Figure 12. Dashboard Creation
Dashboard Configuration
After creating a new dashboard it should instantly be open in the edit mode. On top of the page the title, project file location and global filter can be set (see Figure 13).
- Default title is the file alias set during the dashboard creation but it can be changed here.
- Set the location to retrieve the data from processed projects. Data can only be retrieved from project files, but not from raw files.

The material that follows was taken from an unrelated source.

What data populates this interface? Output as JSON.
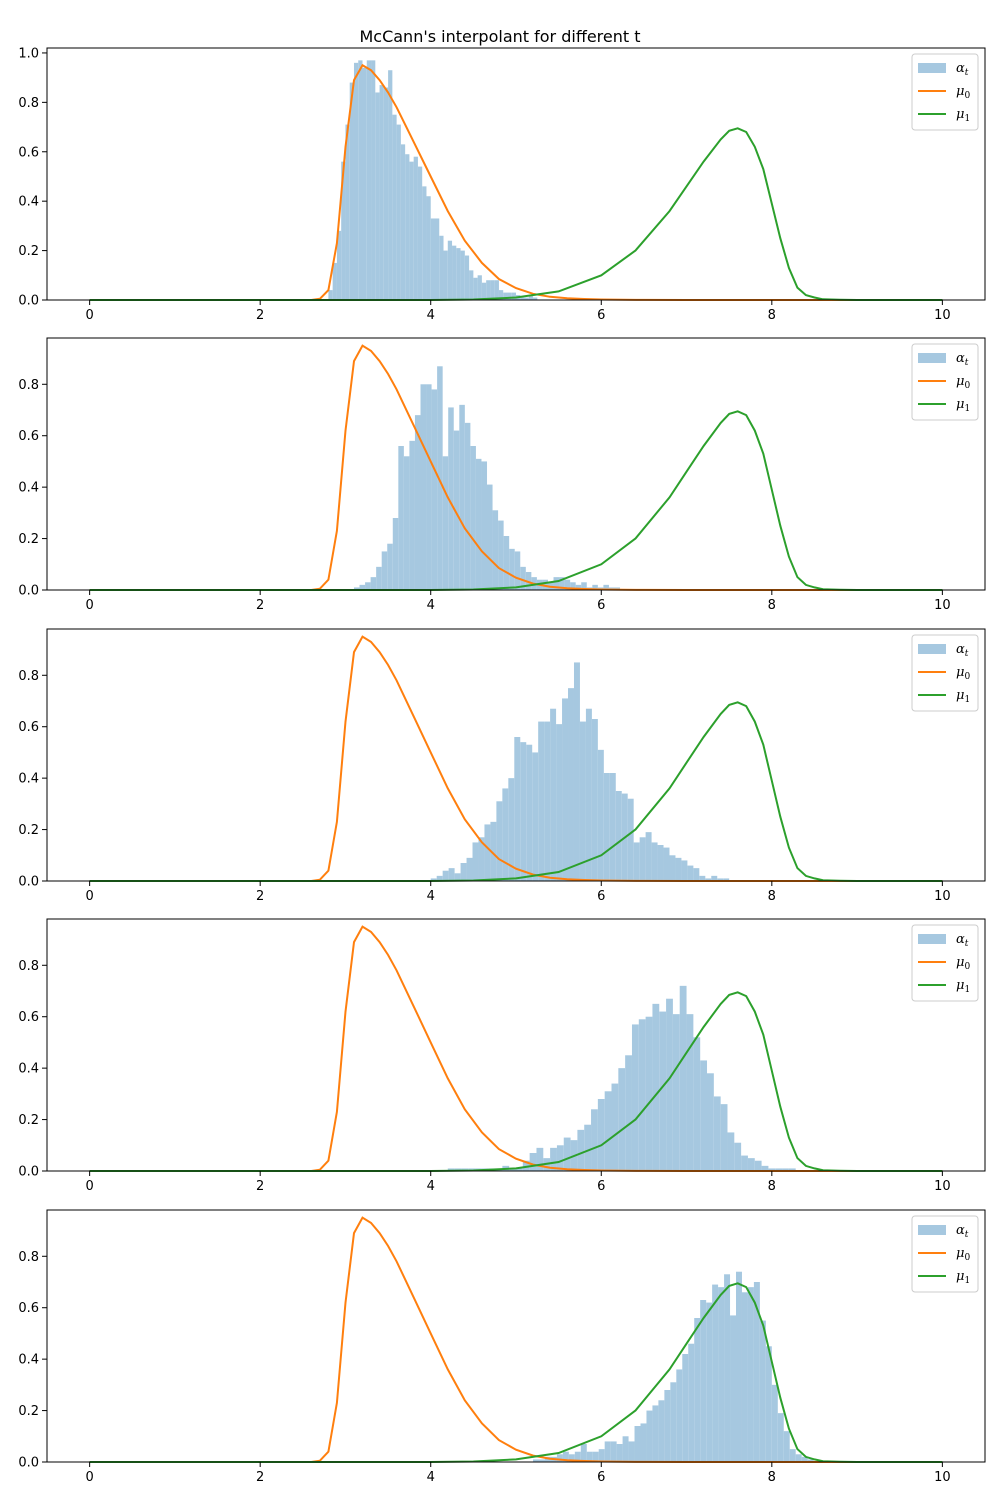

- A global filter can be applied to the whole source data which impacts all visulizations in the dashboard
Figure 13. Dashboard in Edit Mode
A visualization can be added on the top right by clicking on the button “Add New Visualization”. Each visualization has four buttons on the top:
- Duplicate,
- Edit,
- Filter,
- Delete the selected visualization.
Figure 14. Visualization in Edit Mode
After clicking the Edit button, the visualization configuration window will open with four sections (see Figure 15):
- In the Visualization Settings the visualization type can be selected and all relevant settings for the appearance can be set. The setting fields change according to the selected visualization type.
- Global Filters and specific filters for the visualization can be changed in the Filter & Sort section.
- SQL based - custom fields can be created in the Derived Fields section.
- Background alerts can be set and a trigger that activates them.
Figure 15. Visualization Settings
After applying the settings, the dashboard configuration window reopens. Visualizations can be dragged across the grit. The visualization window size can be adjusted by clicking dragging on the right bottom corner. By clicking the “Publish” button on the top panel all settings will be saved.